We were now revelling in the indescribable freshness of the Antarctic that seems to permeate one's being, and which must be responsible for that longing to go again which assails each returned explorer from polar regions. On the morning of the 23rd we saw some very large icebergs, which were evidently great masses broken off the Barrier, and we were keeping a sharp look-out for the Barrier itself. The thermometer registered some twelve degrees of frost, but the wind was so dry that we scarcely felt the cold.
Flight of Antarctic Petrels
At 9.30 A.M. on the 23rd a low straight line appeared ahead of the ship. It was the Barrier. After half an hour it disappeared, but by eleven o'clock the straight line stretching east and west was in full view and we rapidly approached it.
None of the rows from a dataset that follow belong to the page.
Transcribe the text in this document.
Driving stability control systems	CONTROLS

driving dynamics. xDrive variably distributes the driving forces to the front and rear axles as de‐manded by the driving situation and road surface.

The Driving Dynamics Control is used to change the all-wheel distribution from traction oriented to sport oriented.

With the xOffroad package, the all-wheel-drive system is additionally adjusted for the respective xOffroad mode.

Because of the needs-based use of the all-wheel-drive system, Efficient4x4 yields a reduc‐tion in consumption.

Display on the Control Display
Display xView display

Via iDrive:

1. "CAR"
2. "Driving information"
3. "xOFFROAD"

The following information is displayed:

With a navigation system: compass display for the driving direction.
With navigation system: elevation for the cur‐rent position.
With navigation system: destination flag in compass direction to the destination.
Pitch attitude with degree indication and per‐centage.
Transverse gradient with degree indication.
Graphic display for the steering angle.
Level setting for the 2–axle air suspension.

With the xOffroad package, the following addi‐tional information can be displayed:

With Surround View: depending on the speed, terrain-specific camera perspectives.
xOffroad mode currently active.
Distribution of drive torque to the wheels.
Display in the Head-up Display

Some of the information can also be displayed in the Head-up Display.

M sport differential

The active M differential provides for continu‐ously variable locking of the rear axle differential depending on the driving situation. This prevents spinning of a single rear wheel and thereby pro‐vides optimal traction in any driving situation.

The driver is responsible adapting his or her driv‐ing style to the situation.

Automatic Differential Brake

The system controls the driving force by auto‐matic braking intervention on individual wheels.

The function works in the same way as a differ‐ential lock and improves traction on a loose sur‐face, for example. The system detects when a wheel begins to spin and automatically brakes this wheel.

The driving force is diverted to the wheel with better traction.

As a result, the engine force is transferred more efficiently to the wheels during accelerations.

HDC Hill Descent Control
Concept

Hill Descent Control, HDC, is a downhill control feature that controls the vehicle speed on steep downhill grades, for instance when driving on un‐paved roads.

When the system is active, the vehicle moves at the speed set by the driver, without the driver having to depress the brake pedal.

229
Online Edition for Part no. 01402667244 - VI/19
I had hoped to make the Barrier about the position of what we call the Western Bight, and at noon we could see a point which was obviously the eastern limit of the Western Bight. Soon afterwards we were within a quarter of a mile of the ice-face, and exclamations of wonder at the stupendous bulk of the Barrier were drawn from those who had not seen it before.
Looking at the Barrier from some little distance, one would imagine it to be a perfectly even wall of ice; when steaming along parallel with it, however, the impression it gave was that of a series of points, each of which looked as though it might be the horn of a bay. Then when the ship came abeam of it, one would see that the wall only receded for a few hundred yards, and afterwards new points came into view as the ship moved on. The weather continued fine and calm, and there was absolutely no sign of the strong westerly current along the Barrier which we had always encountered during the voyage of the Discovery.
About midnight we suddenly came to the end of a very high portion of the Barrier, and entered a wide shallow bay which must have been the inlet where Borchgrevink landed in 1900, but it had changed greatly since that time. About half a mile down this bay we reached fast ice. It was about half-past twelve at night, and the southerly sun shone in our faces.